İşçi Emekçi Birliği, 15-16 Haziran işçi direnişinin 55. yıldönümünde Kadıköy rıhtımında bir araya geldi. "Yeni 15-16 Haziranlar için ileri! Örgütlü mücadeleyle kazanacağız" pankartı açılan eyleme çok sayıda kişi katıldı.
Eylemde söz alan üniversite öğrencileri, 15-16 Haziran direnişinin sadece işçilere değil, öğrenci gençliğe de yol gösterdiğini belirterek, işçi sınıfı ve gençliğin birleşik mücadelesini yükseltme çağrısı yaptı.
15-16 Haziran direnişinde yer alan işçilerden biri de eylemde söz alarak, o gün yaşananları anlattı ve mücadelenin sürdüğünü vurguladı.
'İŞÇİ SINIFI KENDİ YASASINI YAZDI'
İşçi Emekçi Birliği adına basın açıklamasını okuyan Kutay Soybil, 1970 yılının 15-16 Haziran günlerinde işçi sınıfının İstanbul'dan İzmit'e yaptığı büyük yürüyüşün sadece ekonomik talepli değil, örgütlenme hakkına ve siyasal varlığına yönelen saldırılara karşı topyekun bir başkaldırı olduğunu söyledi. "Bu büyük kalkışma, işçi sınıfının Türkiye topraklarında sergilediği en kitlesel, en militan, en siyasal eylemlerden biri olarak hala tarihin akışına yön vermeye devam ediyor" diyen Soybil, 15-16 Haziran'ın işçi sınıfının kendi yasasını yazdığı gün olduğunu söyledi.
'TARİHSEL BİR EŞİKTİ'
Soybil, şöyle devam etti: "15-16 Haziran direnişi, işçilerin kendi sınıf örgütlerine sahip çıktığı, üretimden gelen gücünü sokağa taşıdığı ve Türkiye sınıf mücadelesinin yönünü değiştirdiği tarihsel bir eşikti. 15-16 Haziran, büyümekte olan devrimci mücadeleyle işçi sınıfının buluşmasının; neleri başarabileceğinin çok net bir ifadesidir.
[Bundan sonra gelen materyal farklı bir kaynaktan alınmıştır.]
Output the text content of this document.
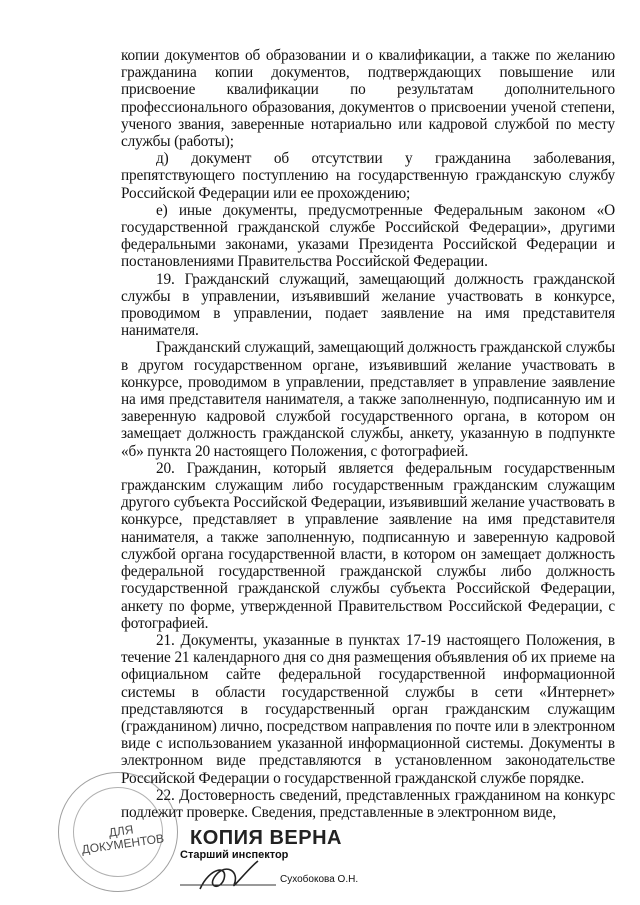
копии документов об образовании и о квалификации, а также по желанию гражданина копии документов, подтверждающих повышение или присвоение квалификации по результатам дополнительного профессионального образования, документов о присвоении ученой степени, ученого звания, заверенные нотариально или кадровой службой по месту службы (работы);

д) документ об отсутствии у гражданина заболевания, препятствующего поступлению на государственную гражданскую службу Российской Федерации или ее прохождению;

е) иные документы, предусмотренные Федеральным законом «О государственной гражданской службе Российской Федерации», другими федеральными законами, указами Президента Российской Федерации и постановлениями Правительства Российской Федерации.

19. Гражданский служащий, замещающий должность гражданской службы в управлении, изъявивший желание участвовать в конкурсе, проводимом в управлении, подает заявление на имя представителя нанимателя.

Гражданский служащий, замещающий должность гражданской службы в другом государственном органе, изъявивший желание участвовать в конкурсе, проводимом в управлении, представляет в управление заявление на имя представителя нанимателя, а также заполненную, подписанную им и заверенную кадровой службой государственного органа, в котором он замещает должность гражданской службы, анкету, указанную в подпункте «б» пункта 20 настоящего Положения, с фотографией.

20. Гражданин, который является федеральным государственным гражданским служащим либо государственным гражданским служащим другого субъекта Российской Федерации, изъявивший желание участвовать в конкурсе, представляет в управление заявление на имя представителя нанимателя, а также заполненную, подписанную и заверенную кадровой службой органа государственной власти, в котором он замещает должность федеральной государственной гражданской службы либо должность государственной гражданской службы субъекта Российской Федерации, анкету по форме, утвержденной Правительством Российской Федерации, с фотографией.

21. Документы, указанные в пунктах 17-19 настоящего Положения, в течение 21 календарного дня со дня размещения объявления об их приеме на официальном сайте федеральной государственной информационной системы в области государственной службы в сети «Интернет» представляются в государственный орган гражданским служащим (гражданином) лично, посредством направления по почте или в электронном виде с использованием указанной информационной системы. Документы в электронном виде представляются в установленном законодательстве Российской Федерации о государственной гражданской службе порядке.

22. Достоверность сведений, представленных гражданином на конкурс подлежит проверке. Сведения, представленные в электронном виде,

ДЛЯ ДОКУМЕНТОВ КОПИЯ ВЕРНА
Старший инспектор
Сухобокова О.Н.
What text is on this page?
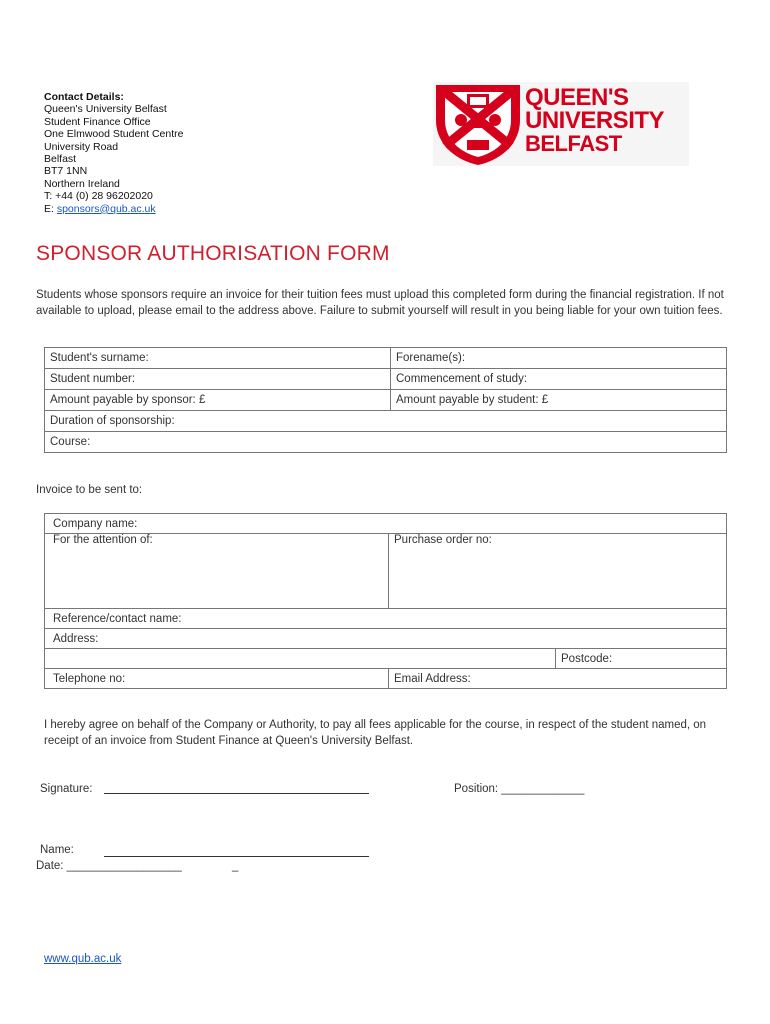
Contact Details:
Queen's University Belfast
Student Finance Office
One Elmwood Student Centre
University Road
Belfast
BT7 1NN
Northern Ireland
T: +44 (0) 28 96202020
E: sponsors@qub.ac.uk
QUEEN'S
UNIVERSITY
BELFAST
SPONSOR AUTHORISATION FORM
Students whose sponsors require an invoice for their tuition fees must upload this completed form during the financial registration. If not available to upload, please email to the address above. Failure to submit yourself will result in you being liable for your own tuition fees.
Student's surname:	Forename(s):
Student number:	Commencement of study:
Amount payable by sponsor: £	Amount payable by student: £
Duration of sponsorship:	
Course:	
Invoice to be sent to:
Company name:		
For the attention of:	Purchase order no:	
Reference/contact name:		
Address:		
		Postcode:
Telephone no:	Email Address:	
I hereby agree on behalf of the Company or Authority, to pay all fees applicable for the course, in respect of the student named, on receipt of an invoice from Student Finance at Queen's University Belfast.
Signature:	Position: _____________
Name:
Date: __________________	_
www.qub.ac.uk
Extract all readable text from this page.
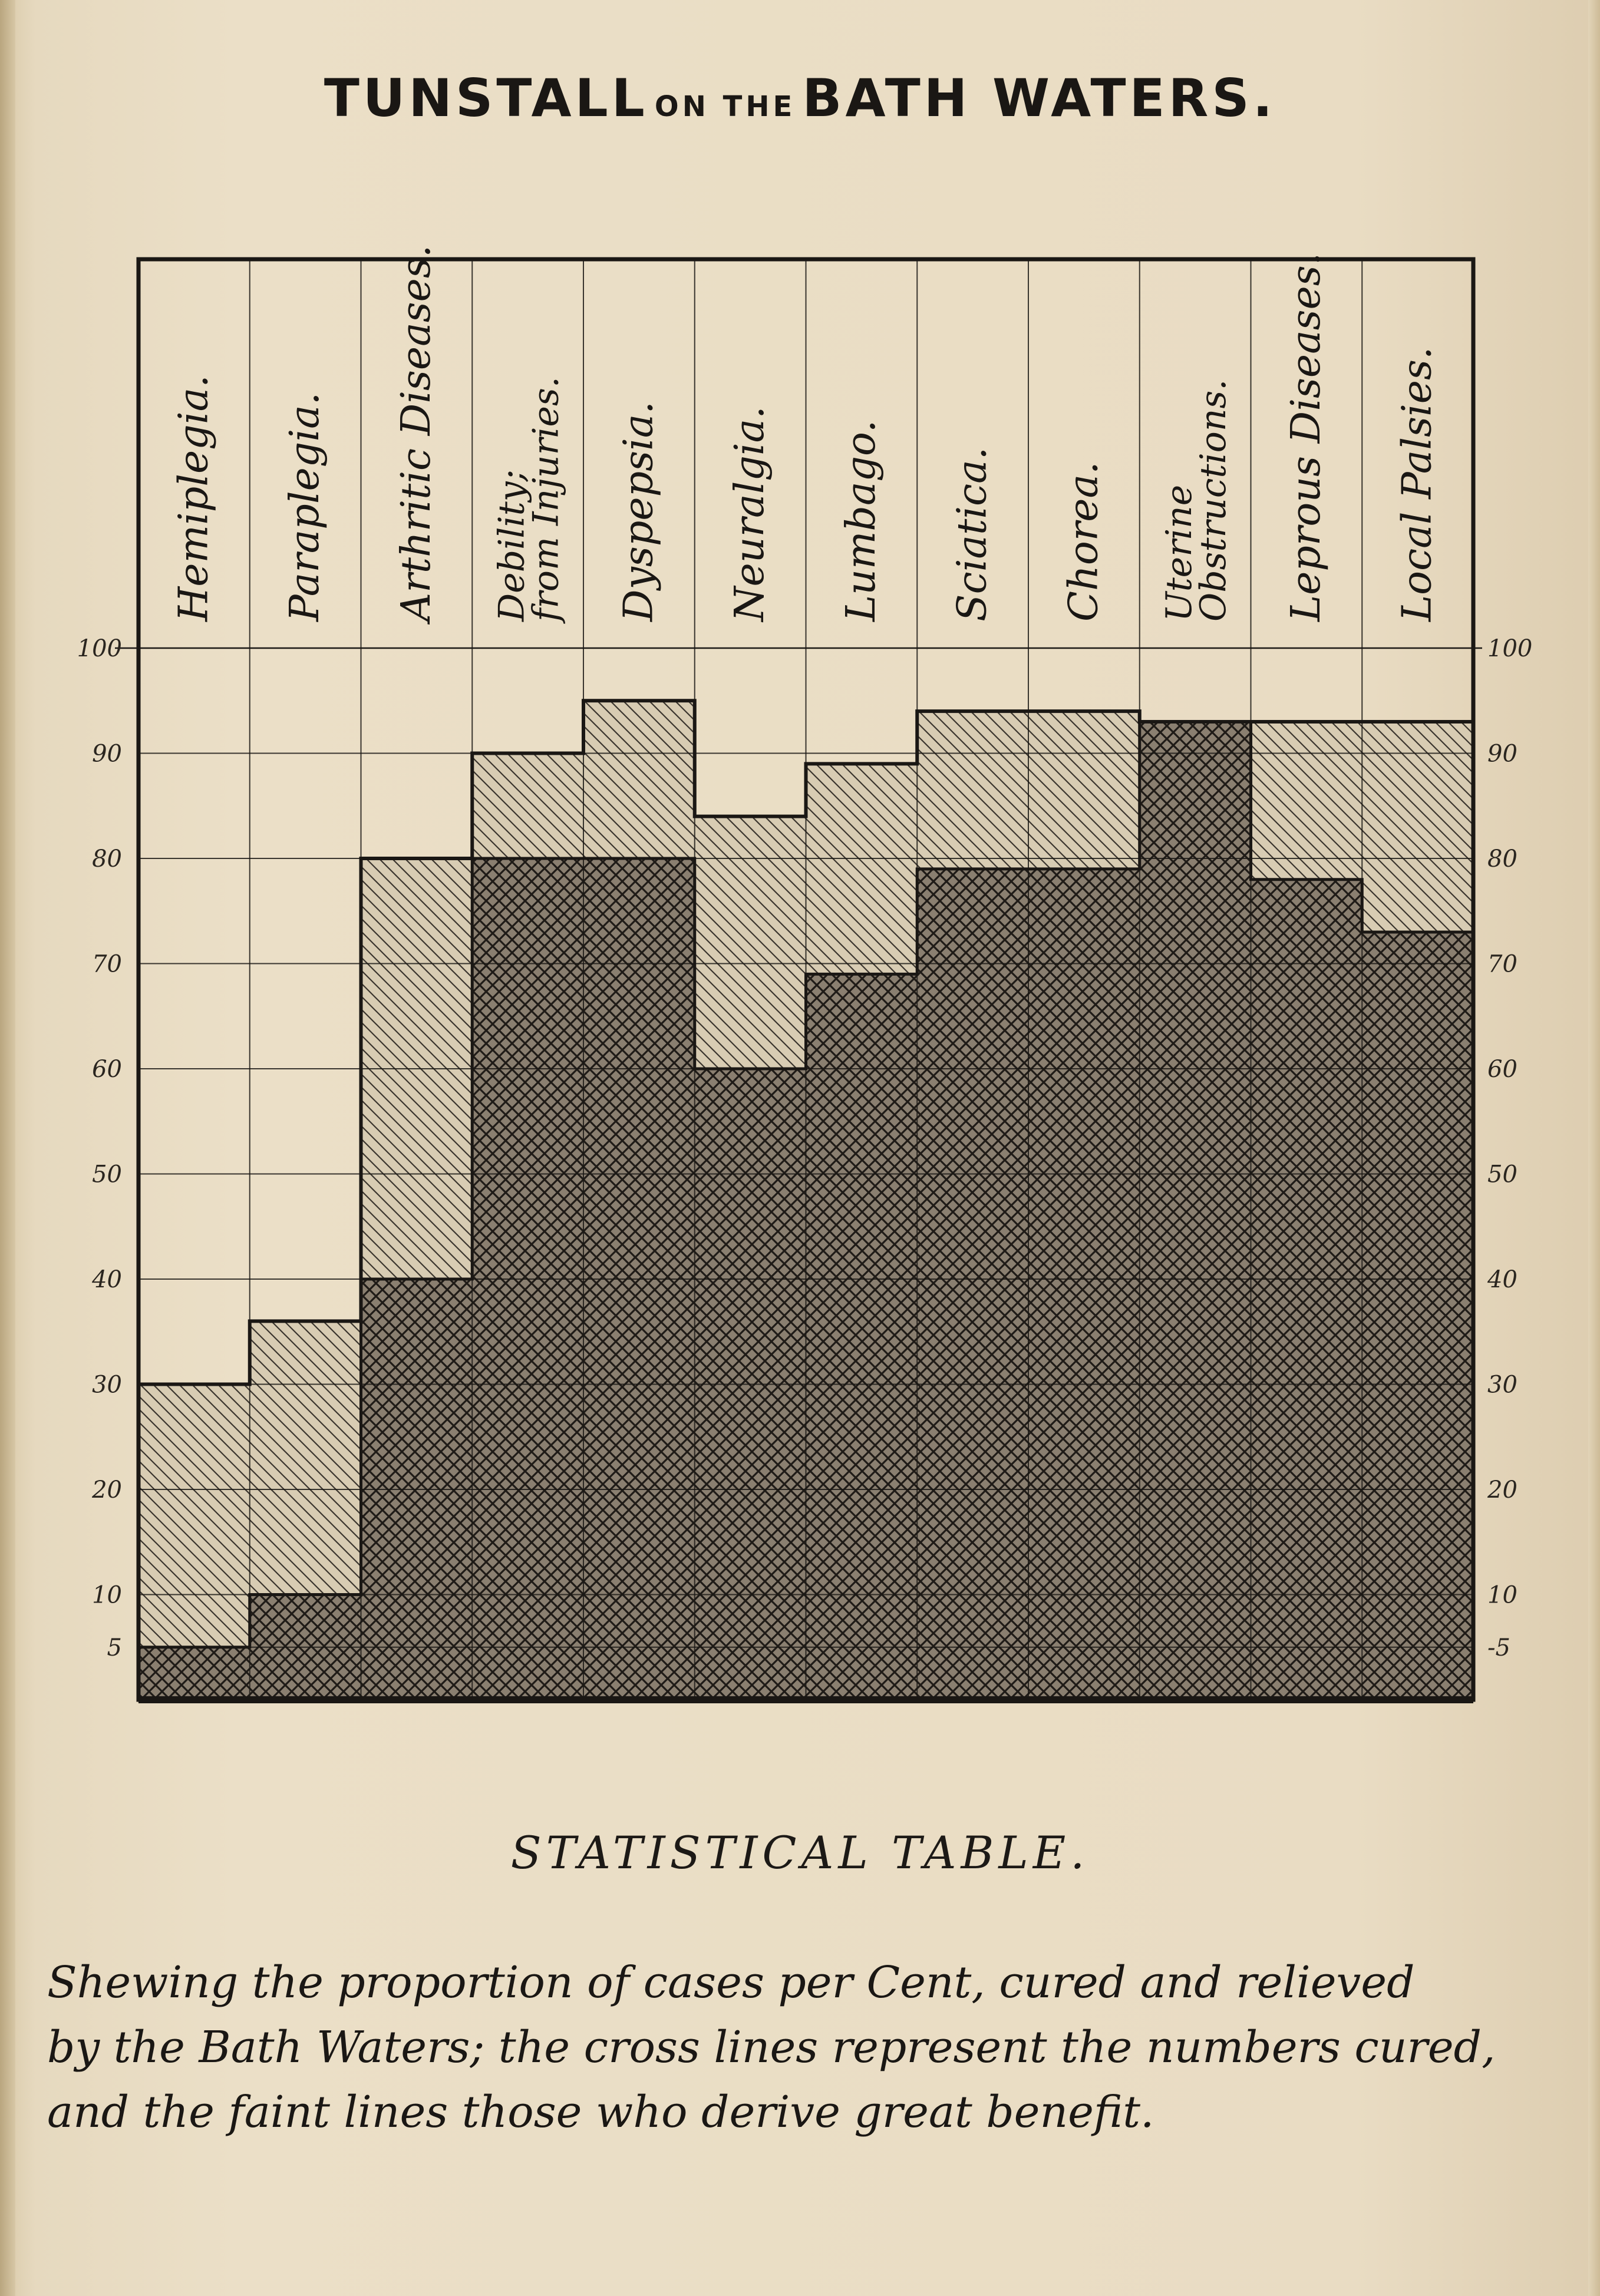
TUNSTALL ON THE BATH WATERS.
Hemiplegia. Paraplegia. Arthritic Diseases. Debility;
from Injuries. Dyspepsia. Neuralgia. Lumbago. Sciatica. Chorea. Uterine
Obstructions. Leprous Diseases. Local Palsies.
5	-5
10	10
20	20
30	30
40	40
50	50
60	60
70	70
80	80
90	90
100	100
STATISTICAL TABLE.
Shewing the proportion of cases per Cent, cured and relieved
by the Bath Waters; the cross lines represent the numbers cured,
and the faint lines those who derive great benefit.
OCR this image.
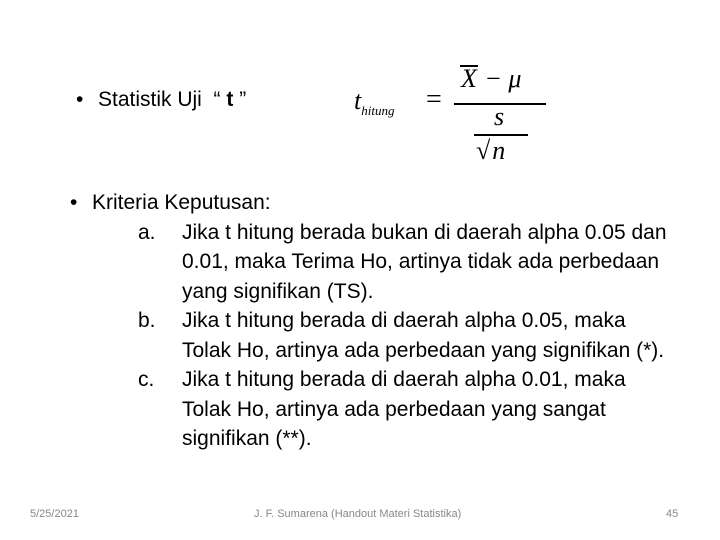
• Statistik Uji “ t ”	$t_{hitung}$ =
X − μ
s
√n
• Kriteria Keputusan:
a.	Jika t hitung berada bukan di daerah alpha 0.05 dan 0.01, maka Terima Ho, artinya tidak ada perbedaan yang signifikan (TS).
b.	Jika t hitung berada di daerah alpha 0.05, maka Tolak Ho, artinya ada perbedaan yang signifikan (*).
c.	Jika t hitung berada di daerah alpha 0.01, maka Tolak Ho, artinya ada perbedaan yang sangat signifikan (**).
5/25/2021	J. F. Sumarena (Handout Materi Statistika)	45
Yok sayılanların, emekleri gasp edilenlerin birlikte başarabileceklerinin resmidir. O resme tekrar tekrar bakmak, geleceğimizi kazanmak için son derece önemlidir."
Bugün işçi sınıfının bir yandan krizle boğuştuğunu, diğer yandan grev yasakları, sendikal baskılar, düşük ücretler ve güvencesiz çalışma altında yaşam mücadelesi verdiğini vurgulayan Soybil, "Bu kuşatma karşısında, işçi sınıfının 15-16 Haziran'daki gibi birleşik, militan ve tabandan örgütlü bir hat kurmaktan başka çıkar yolu yoktur" ifadelerini kullandı.
'EMEKÇİLERİN KENDİ GELECEKLERİNİ KENDİ ELLERİYLE KURMA MÜCADELESİ'
15-16 Haziran direnişinin başarısının ardında yalnızca öfke değil, sınıfın örgütlülüğü olduğunu vurgulayan Soybil, şu ifadeleri kullandı: "Fabrikalarda kurulan direniş komiteleri, DİSK içindeki ilerici unsurların yönlendirmesi, işçilerin kendi öz iradeleriyle karar alma ve hareket etme yetenekleri; eylemin yayılmasını ve kalıcı etkiler bırakmasını sağladı. Bu komiteler, sadece eylem sırasında değil; eylem öncesinde ve sonrasında da sınıfın örgütlü hafızasını inşa etti. İşçi sınıfına örgütsüzlüğün dayatıldığı bugün de aynı anlayışla hareket etmek zorundayız. Her işyerinde, her fabrikada, her atölyede taban örgütlenmeleri kurmalıyız. Uzlaşmacı sendikacılığa karşı mücadeleci bir sendikal çizgiyi -ama onunla da sınırlı kalmayacak şekilde- doğrudan sınıfın öz örgütlerini büyütmeliyiz. Bu yalnızca bir sendika mücadelesi değil; bir sınıf mücadelesidir. Ve bu mücadele, emekçilerin kendi geleceklerini kendi elleriyle kurma mücadelesidir."
'BİRLEŞİK MÜCADELE EN BÜYÜK İHTYACIMIZ'
Bugün işçi sınıfının kendisine dayatılan sefalete karşı dört yanda eylemde olduğunu hatırlatan Soybil, "İşçi sınıfının işgallerle, grevlerle, direnişlerle açtığı yolu büyütmek dışında bir kurtuluş yoktur. 15-16 Haziran, yalnızca bir anma günü değil; sınıf hareketinin yeniden ayağa kalkmasının güçlü bir çağrısıdır. Bugün parçalı direnişleri birleştiren, tabandan gelen öfkeyi örgütlü bir hatta dönüştüren ve sermayeye karşı siyasallaşmış bir sınıf gücü olarak hareket eden birleşik bir mücadele, işçi sınıfının en büyük ihtiyaçlarındandır" vurgusu yaptı.
Soybil, şöyle devam etti: "Bu düzeni değiştirecek olan ne seçimlerdir, ne yasalar, ne de vaatler. Ancak örgütlü işçi sınıfı, bu düzenin çarkına çomak sokabilir. Barikatları aşan o büyük yürüyüşün izinde, sömürüye, güvencesizliğe, adaletsizliğe, sermaye düzenine karşı birlikte yürüyelim!"
Müzik dinletisiyle sona eren eylem boyunca, "Kahrolsun ücretli kölelik düzeni", "Yaşasın işçilerin birliği, halkların kardeşliği", "İşgal, grev, direniş" sloganları atıldı.